Professor Kakabadse, who is also a Parliamentary advisor, reckons the danger in viewing the NHS as a commercial business is that it would end up being run like a "cut-price retail business" trying to deliver the cheapest service to the customer. "If you said, let's run it like the John Lewis Partnership with its emphasis on customer care and service, then I'd say 'fantastic'," he says. "But in the NHS we don't have leadership training on service delivery, we have it on cost and managing costs."

Holbeche says that in the era of cost constraint, there could be a case for some "strong-armed" leadership interventions if the NHS is to work across silos such as the manager-clinician divide. She stresses, however, that any measurable outcomes from these must be drilled down to a local context so individuals understand how they can make a difference. She adds that she would be extremely loathe to see such a programme outsourced to one of the big consultancies though as it is more likely to dissipate into a massive drain on resources with no measurable benefits. Instead she favours the determined drive by outfits like NHS Employers and the King's Fund to improve the institution from within and believes organisational development (OD) practitioners could be central to the challenge.

"So you could have this mass customisation at senior management level, followed up by capable support from internal OD practitioners who could help people through the changes they are trying to make to their own behaviours and the team's effectiveness," she says. "That could be quite a good combination and a more sustainable investment which would mean the NHS ended up with cadres of people able to make a difference."

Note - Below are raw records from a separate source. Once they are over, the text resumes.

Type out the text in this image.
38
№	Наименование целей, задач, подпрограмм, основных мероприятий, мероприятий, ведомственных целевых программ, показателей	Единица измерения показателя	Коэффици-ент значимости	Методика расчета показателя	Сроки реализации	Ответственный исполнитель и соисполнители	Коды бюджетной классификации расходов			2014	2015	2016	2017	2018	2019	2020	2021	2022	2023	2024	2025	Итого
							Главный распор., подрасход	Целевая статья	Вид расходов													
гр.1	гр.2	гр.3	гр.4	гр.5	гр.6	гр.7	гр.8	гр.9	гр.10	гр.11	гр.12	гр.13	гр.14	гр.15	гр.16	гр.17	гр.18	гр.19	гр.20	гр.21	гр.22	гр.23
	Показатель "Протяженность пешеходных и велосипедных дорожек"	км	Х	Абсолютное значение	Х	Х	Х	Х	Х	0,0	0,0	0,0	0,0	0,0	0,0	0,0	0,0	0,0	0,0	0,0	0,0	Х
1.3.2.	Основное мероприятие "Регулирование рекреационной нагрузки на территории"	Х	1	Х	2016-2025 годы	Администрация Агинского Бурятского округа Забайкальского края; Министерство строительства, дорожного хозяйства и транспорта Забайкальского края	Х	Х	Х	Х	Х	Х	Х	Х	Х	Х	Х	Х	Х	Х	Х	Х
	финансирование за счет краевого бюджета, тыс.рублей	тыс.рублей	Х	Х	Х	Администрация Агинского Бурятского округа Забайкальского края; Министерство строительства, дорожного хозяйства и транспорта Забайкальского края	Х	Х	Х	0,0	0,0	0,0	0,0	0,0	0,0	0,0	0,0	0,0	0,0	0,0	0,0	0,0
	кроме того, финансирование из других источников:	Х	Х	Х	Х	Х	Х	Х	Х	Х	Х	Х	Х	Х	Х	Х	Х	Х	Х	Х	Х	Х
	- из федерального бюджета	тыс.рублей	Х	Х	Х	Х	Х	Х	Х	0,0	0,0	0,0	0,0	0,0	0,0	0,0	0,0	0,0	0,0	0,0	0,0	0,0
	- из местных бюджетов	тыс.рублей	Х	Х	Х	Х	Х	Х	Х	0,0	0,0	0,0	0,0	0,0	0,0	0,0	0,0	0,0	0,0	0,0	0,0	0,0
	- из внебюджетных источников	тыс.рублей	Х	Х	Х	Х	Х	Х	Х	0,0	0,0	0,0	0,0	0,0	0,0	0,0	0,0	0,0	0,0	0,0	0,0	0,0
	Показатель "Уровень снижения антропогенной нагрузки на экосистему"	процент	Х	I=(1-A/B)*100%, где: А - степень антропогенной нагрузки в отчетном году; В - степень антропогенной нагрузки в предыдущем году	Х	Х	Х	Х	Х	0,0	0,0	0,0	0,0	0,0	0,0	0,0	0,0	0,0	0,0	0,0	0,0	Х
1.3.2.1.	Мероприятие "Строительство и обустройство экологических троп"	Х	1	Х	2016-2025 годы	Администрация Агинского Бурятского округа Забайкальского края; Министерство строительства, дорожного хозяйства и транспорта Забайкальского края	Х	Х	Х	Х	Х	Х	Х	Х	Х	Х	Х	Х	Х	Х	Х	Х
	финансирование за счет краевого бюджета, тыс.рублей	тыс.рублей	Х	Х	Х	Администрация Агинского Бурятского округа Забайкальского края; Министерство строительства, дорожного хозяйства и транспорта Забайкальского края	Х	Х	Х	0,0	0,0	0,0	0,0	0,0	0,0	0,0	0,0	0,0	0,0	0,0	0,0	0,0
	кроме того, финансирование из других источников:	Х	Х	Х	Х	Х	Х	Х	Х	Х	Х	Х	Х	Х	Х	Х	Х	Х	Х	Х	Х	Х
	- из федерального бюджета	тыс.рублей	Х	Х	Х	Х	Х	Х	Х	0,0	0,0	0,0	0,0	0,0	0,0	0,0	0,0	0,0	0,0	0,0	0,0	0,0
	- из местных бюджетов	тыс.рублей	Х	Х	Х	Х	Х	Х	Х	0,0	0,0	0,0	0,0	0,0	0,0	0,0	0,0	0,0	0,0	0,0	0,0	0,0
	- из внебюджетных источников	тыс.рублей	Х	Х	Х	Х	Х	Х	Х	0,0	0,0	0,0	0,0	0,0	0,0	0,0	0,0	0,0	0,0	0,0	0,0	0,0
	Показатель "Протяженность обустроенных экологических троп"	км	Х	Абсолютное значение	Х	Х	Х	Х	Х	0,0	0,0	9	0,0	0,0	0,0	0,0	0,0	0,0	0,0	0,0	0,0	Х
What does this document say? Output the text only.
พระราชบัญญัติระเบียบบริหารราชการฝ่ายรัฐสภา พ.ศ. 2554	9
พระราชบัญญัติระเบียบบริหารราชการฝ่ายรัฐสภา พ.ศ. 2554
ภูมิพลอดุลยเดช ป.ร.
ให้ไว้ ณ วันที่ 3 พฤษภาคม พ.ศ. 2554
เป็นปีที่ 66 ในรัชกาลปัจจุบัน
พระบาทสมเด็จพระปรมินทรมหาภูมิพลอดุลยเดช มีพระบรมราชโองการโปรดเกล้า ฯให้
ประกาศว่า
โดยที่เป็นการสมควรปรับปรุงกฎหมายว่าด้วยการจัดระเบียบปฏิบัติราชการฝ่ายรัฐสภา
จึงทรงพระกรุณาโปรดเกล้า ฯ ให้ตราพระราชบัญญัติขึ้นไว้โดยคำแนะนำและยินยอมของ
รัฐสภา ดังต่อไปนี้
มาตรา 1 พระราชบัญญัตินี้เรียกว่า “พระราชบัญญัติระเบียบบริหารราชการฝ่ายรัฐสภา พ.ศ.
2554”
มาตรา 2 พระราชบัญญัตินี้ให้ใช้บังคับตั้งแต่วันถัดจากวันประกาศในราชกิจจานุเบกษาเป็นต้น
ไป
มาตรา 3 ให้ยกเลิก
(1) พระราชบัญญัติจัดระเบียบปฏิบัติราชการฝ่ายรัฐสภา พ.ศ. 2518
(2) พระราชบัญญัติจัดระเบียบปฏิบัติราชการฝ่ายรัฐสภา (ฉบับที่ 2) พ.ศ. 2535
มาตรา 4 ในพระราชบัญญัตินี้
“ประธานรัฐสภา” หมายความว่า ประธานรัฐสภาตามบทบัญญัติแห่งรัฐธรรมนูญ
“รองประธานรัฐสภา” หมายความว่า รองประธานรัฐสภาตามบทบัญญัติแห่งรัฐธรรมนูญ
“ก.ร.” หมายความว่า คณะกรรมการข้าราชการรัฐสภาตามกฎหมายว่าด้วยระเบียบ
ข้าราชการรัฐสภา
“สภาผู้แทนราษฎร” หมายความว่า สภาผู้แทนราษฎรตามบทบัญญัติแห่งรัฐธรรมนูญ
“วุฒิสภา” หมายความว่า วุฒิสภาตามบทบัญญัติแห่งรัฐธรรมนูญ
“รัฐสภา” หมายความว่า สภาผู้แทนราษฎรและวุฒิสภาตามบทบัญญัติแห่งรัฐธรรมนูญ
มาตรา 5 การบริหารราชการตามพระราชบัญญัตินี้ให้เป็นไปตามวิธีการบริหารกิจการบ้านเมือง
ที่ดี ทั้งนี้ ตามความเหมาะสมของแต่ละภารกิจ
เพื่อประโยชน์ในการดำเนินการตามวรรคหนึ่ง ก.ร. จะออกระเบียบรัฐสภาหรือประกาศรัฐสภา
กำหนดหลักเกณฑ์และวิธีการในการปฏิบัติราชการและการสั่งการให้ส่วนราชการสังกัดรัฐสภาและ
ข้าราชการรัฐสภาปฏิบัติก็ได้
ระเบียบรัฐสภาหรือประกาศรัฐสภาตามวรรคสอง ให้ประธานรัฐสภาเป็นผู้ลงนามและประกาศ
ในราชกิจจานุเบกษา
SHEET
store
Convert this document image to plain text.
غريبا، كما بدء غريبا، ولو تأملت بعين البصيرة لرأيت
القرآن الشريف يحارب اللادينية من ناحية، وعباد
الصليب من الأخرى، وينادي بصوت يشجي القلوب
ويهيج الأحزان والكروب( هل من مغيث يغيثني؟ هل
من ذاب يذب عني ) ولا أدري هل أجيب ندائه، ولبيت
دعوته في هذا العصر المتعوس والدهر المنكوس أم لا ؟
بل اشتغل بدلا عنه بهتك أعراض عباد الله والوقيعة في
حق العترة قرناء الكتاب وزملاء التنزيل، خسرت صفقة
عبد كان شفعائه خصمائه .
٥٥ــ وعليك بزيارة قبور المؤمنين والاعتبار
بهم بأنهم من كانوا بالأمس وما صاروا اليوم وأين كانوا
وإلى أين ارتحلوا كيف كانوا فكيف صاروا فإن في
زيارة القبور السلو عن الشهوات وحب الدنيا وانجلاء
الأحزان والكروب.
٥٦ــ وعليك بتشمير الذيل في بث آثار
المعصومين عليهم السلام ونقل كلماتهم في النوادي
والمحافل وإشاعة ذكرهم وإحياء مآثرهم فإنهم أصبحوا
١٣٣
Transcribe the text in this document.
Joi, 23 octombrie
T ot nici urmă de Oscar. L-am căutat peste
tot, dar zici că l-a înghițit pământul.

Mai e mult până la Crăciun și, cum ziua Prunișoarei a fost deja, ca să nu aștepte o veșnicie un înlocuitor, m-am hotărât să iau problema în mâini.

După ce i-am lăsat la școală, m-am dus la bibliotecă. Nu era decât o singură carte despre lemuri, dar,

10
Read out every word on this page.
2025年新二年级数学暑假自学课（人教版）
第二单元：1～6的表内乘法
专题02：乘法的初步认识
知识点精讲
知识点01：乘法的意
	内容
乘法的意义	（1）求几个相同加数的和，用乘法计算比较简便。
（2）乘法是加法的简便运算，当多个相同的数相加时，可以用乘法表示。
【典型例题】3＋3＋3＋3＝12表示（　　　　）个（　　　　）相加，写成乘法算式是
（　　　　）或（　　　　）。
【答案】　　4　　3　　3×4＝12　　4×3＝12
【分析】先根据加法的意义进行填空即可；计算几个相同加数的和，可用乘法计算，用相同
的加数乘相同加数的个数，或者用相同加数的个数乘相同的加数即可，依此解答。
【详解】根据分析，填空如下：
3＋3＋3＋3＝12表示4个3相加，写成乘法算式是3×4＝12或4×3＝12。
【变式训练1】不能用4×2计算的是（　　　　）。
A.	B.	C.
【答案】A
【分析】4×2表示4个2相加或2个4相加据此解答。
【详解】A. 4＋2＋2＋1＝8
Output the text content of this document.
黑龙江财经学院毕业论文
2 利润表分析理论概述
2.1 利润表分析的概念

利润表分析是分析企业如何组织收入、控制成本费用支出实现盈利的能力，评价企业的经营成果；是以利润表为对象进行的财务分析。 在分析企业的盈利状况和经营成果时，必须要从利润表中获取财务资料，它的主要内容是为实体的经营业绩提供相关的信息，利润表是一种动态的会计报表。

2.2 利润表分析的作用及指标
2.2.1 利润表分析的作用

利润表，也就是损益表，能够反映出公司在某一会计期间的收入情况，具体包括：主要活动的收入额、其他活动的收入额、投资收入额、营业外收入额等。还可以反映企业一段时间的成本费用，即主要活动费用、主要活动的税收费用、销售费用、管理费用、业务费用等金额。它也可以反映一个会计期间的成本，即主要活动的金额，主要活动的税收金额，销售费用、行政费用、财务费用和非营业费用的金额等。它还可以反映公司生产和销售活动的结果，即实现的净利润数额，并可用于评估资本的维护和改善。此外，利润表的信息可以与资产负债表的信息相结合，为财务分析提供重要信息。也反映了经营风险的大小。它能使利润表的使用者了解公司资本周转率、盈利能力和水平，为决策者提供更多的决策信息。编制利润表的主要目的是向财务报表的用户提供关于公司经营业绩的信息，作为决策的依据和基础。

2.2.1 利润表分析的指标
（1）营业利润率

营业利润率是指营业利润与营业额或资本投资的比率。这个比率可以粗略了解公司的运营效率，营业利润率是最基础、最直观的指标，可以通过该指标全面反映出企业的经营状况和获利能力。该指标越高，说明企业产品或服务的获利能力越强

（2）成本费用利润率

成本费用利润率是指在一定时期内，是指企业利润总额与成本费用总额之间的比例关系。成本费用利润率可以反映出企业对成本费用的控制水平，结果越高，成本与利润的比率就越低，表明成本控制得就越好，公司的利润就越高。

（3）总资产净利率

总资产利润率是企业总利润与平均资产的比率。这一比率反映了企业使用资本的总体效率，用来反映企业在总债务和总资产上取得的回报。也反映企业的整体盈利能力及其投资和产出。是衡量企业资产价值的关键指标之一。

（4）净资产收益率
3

There is no easy answer to the ills of the NHS and it's highly likely that the finger will continue to be pointed at leadership in future reports and reviews. Professor Kakabadse says there will be continued calls for more leadership training but emphatically states that leadership cannot solve the problem of under-funding. "If there was proper investment we would have a completely different form of leadership training. We would be looking very much as to how the medical profession would be taking a forward role and breaking down some of the barriers to this and we would be looking at service delivery," he says. "We don't have a leadership or management problem, we have a philosophical one and the question is do we want a health service that looks after its population or not?"